# Hello.  Looking For Bat Boy.



## sizzler (Jul 25, 2016)

I have been around enough forums to get the idea that the more brainless and restrictive they are, the more popular they are.  You may be somewhat familiar with the tabloid story of the bat boy.  Well with this forum being popular and no doubt restrictive, this would be a good place to find information on the bat boy.  I was thinking of joining a philosophical forum.  Where I could find tens of registered members to debate.  Three or four would probably respond to what I post.  But discussions with so few people wouldn't get to enough people to make any difference.  So here I am looking for bat boy.  Have you seen him?


----------



## Pumpkin Row (Jul 25, 2016)

sizzler said:


> I have been around enough forums to get the idea that the more brainless and restrictive they are, the more popular they are.  You may be somewhat familiar with the tabloid story of the bat boy.  Well with this forum being popular and no doubt restrictive, this would be a good place to find information on the bat boy.  I was thinking of joining a philosophical forum.  Where I could find tens of people to debate.  Three or four would probably respond to what I post.  But discussions with so few people wouldn't get to enough people to make any difference.  So here I am looking for bat boy.  Have you seen him?
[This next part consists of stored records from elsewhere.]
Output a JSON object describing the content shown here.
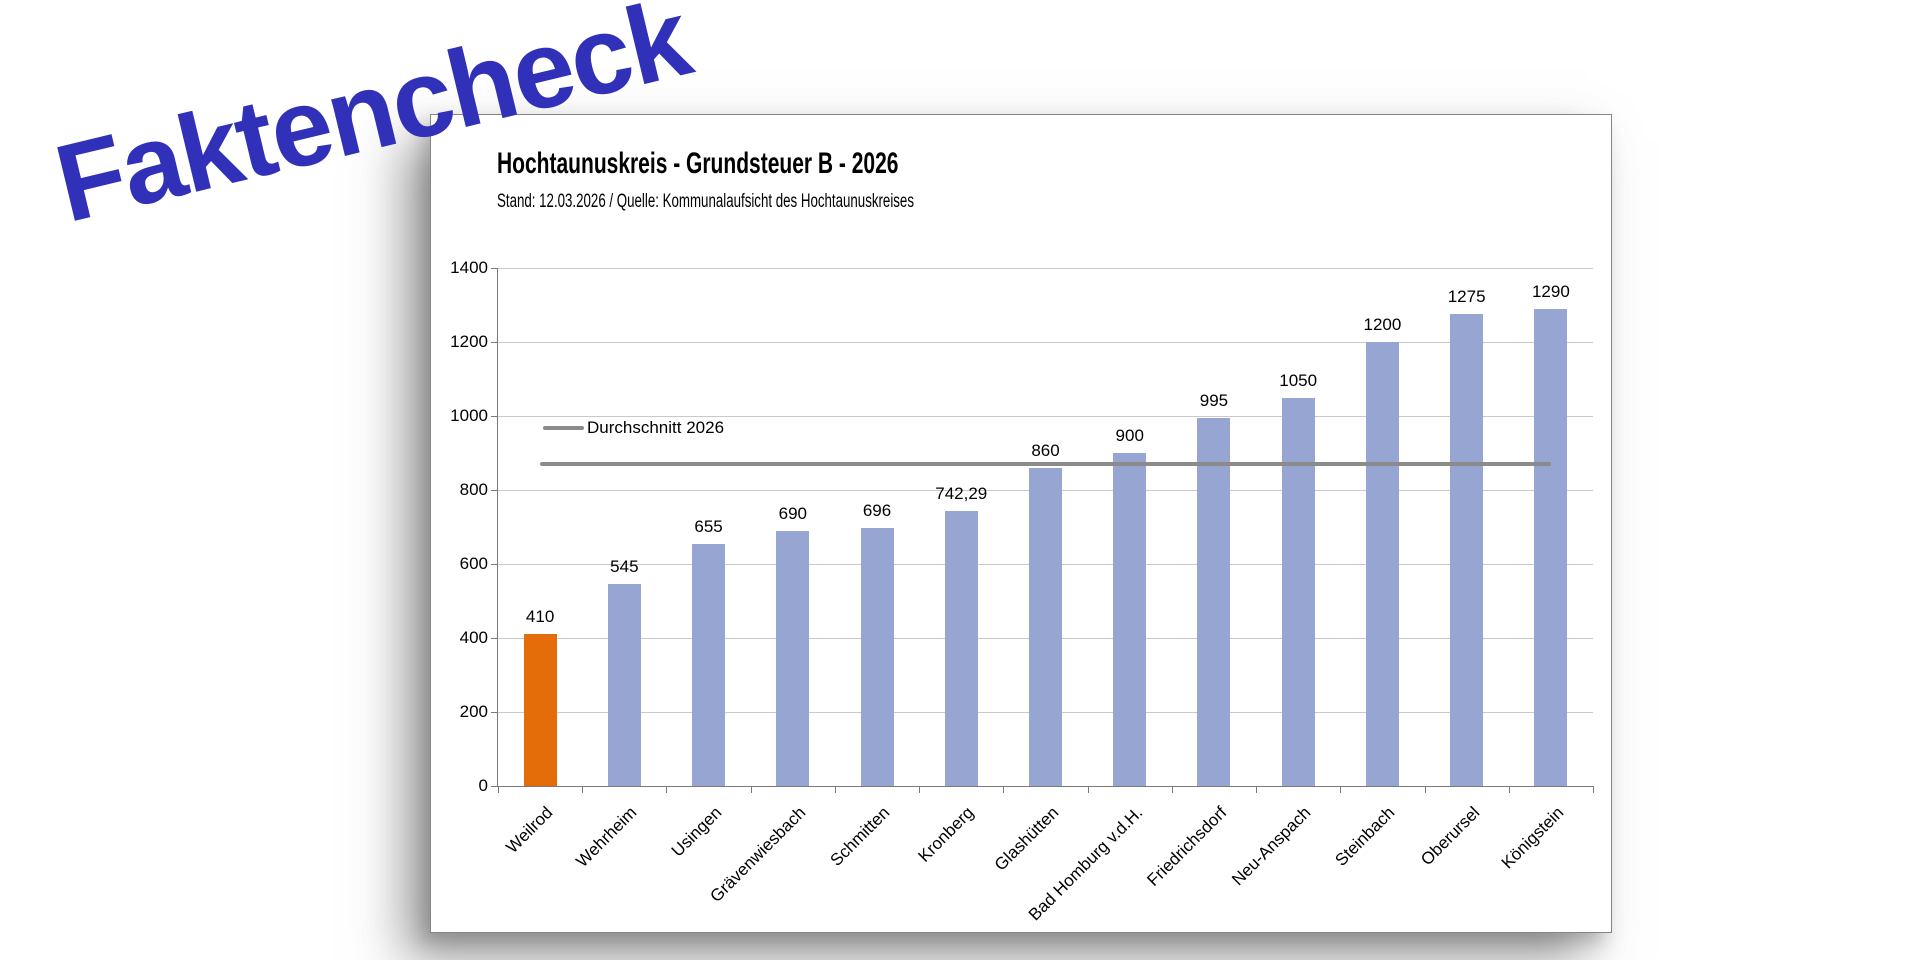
{
  "stamp": {
    "text": "Faktencheck",
    "color": "#3031B8"
  },
  "panel": {
    "border_color": "#858585",
    "background": "#FFFFFF"
  },
  "chart_data": {
    "type": "bar",
    "title": "Hochtaunuskreis - Grundsteuer B - 2026",
    "subtitle": "Stand: 12.03.2026 / Quelle: Kommunalaufsicht des Hochtaunuskreises",
    "categories": [
      "Weilrod",
      "Wehrheim",
      "Usingen",
      "Grävenwiesbach",
      "Schmitten",
      "Kronberg",
      "Glashütten",
      "Bad Homburg v.d.H.",
      "Friedrichsdorf",
      "Neu-Anspach",
      "Steinbach",
      "Oberursel",
      "Königstein"
    ],
    "values": [
      410,
      545,
      655,
      690,
      696,
      742.29,
      860,
      900,
      995,
      1050,
      1200,
      1275,
      1290
    ],
    "value_labels": [
      "410",
      "545",
      "655",
      "690",
      "696",
      "742,29",
      "860",
      "900",
      "995",
      "1050",
      "1200",
      "1275",
      "1290"
    ],
    "highlight_index": 0,
    "average_line": {
      "label": "Durchschnitt 2026",
      "value": 869.87
    },
    "y_axis": {
      "min": 0,
      "max": 1400,
      "step": 200,
      "tick_labels": [
        "0",
        "200",
        "400",
        "600",
        "800",
        "1000",
        "1200",
        "1400"
      ]
    },
    "xlabel": "",
    "ylabel": "",
    "grid": true,
    "legend_position": "inside-top-left",
    "colors": {
      "bar": "#96A5D1",
      "bar_highlight": "#E46C09",
      "average_line": "#8B8B8B",
      "grid": "#C9C9C9",
      "axis": "#7A7A7A"
    }
  }
}
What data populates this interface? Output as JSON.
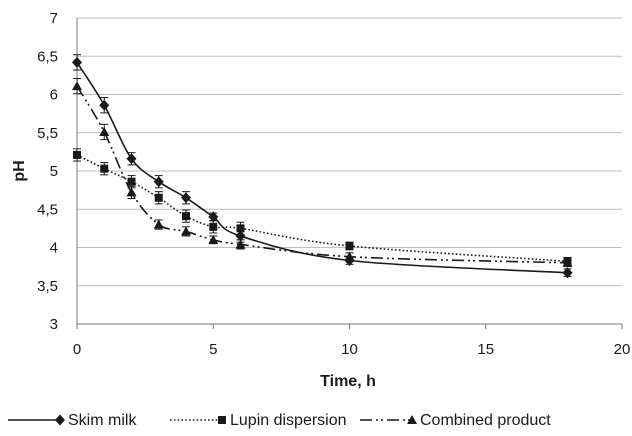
{
  "chart_data": {
    "type": "line",
    "xlabel": "Time, h",
    "ylabel": "pH",
    "xlim": [
      0,
      20
    ],
    "ylim": [
      3,
      7
    ],
    "xticks": [
      0,
      5,
      10,
      15,
      20
    ],
    "yticks": [
      3,
      3.5,
      4,
      4.5,
      5,
      5.5,
      6,
      6.5,
      7
    ],
    "xtick_labels": [
      "0",
      "5",
      "10",
      "15",
      "20"
    ],
    "ytick_labels": [
      "3",
      "3,5",
      "4",
      "4,5",
      "5",
      "5,5",
      "6",
      "6,5",
      "7"
    ],
    "grid": "horizontal",
    "legend_position": "bottom",
    "series": [
      {
        "name": "Skim milk",
        "marker": "diamond",
        "line_style": "solid",
        "color": "#1a1a1a",
        "x": [
          0,
          1,
          2,
          3,
          4,
          5,
          6,
          10,
          18
        ],
        "y": [
          6.42,
          5.86,
          5.16,
          4.86,
          4.65,
          4.4,
          4.15,
          3.83,
          3.67
        ],
        "error": [
          0.1,
          0.1,
          0.08,
          0.08,
          0.08,
          0.05,
          0.08,
          0.05,
          0.05
        ]
      },
      {
        "name": "Lupin dispersion",
        "marker": "square",
        "line_style": "dotted",
        "color": "#1a1a1a",
        "x": [
          0,
          1,
          2,
          3,
          4,
          5,
          6,
          10,
          18
        ],
        "y": [
          5.21,
          5.03,
          4.86,
          4.65,
          4.41,
          4.27,
          4.25,
          4.02,
          3.82
        ],
        "error": [
          0.08,
          0.08,
          0.08,
          0.08,
          0.08,
          0.08,
          0.08,
          0.05,
          0.05
        ]
      },
      {
        "name": "Combined product",
        "marker": "triangle",
        "line_style": "dash-dot-dot",
        "color": "#1a1a1a",
        "x": [
          0,
          1,
          2,
          3,
          4,
          5,
          6,
          10,
          18
        ],
        "y": [
          6.11,
          5.51,
          4.72,
          4.3,
          4.21,
          4.1,
          4.04,
          3.88,
          3.8
        ],
        "error": [
          0.1,
          0.1,
          0.08,
          0.06,
          0.06,
          0.05,
          0.06,
          0.05,
          0.05
        ]
      }
    ]
  }
}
_Oh, I remember you. We didn't get to talk much, but welcome. It's highly unlikely you'll be banned here for the same thing. I have no idea who bat boy is, but hope you stay regardless._


----------



## SassyIrishLass (Jul 25, 2016)

sizzler said:


> I have been around enough forums to get the idea that the more brainless and restrictive they are, the more popular they are.  You may be somewhat familiar with the tabloid story of the bat boy.  Well with this forum being popular and no doubt restrictive, this would be a good place to find information on the bat boy.  I was thinking of joining a philosophical forum.  Where I could find tens of people to debate.  Three or four would probably respond to what I post.  But discussions with so few people wouldn't get to enough people to make any difference.  So here I am looking for bat boy.  Have you seen him?


----------



## sizzler (Jul 25, 2016)

Pumpkin Row said:


> sizzler said:
> 
> 
> > I have been around enough forums to get the idea that the more brainless and restrictive they are, the more popular they are.  You may be somewhat familiar with the tabloid story of the bat boy.  Well with this forum being popular and no doubt restrictive, this would be a good place to find information on the bat boy.  I was thinking of joining a philosophical forum.  Where I could find tens of people to debate.  Three or four would probably respond to what I post.  But discussions with so few people wouldn't get to enough people to make any difference.  So here I am looking for bat boy.  Have you seen him?
> ...



  Interesting.  My first reply and I am accused of being a sock.  Just who do you think I am a sock of.  Also, where was he banned from and why.


----------



## mdk (Jul 25, 2016)

Welcome! I am glad you've escape the FBI again. Cheers!


----------



## defcon4 (Jul 25, 2016)

Hi  sizzler and welcome.
I guess you are late, he already found what he wanted. Try somebody else...


----------



## sizzler (Jul 25, 2016)

SassyIrishLass said:


> sizzler said:
> 
> 
> > I have been around enough forums to get the idea that the more brainless and restrictive they are, the more popular they are.  You may be somewhat familiar with the tabloid story of the bat boy.  Well with this forum being popular and no doubt restrictive, this would be a good place to find information on the bat boy.  I was thinking of joining a philosophical forum.  Where I could find tens of people to debate.  Three or four would probably respond to what I post.  But discussions with so few people wouldn't get to enough people to make any difference.  So here I am looking for bat boy.  Have you seen him?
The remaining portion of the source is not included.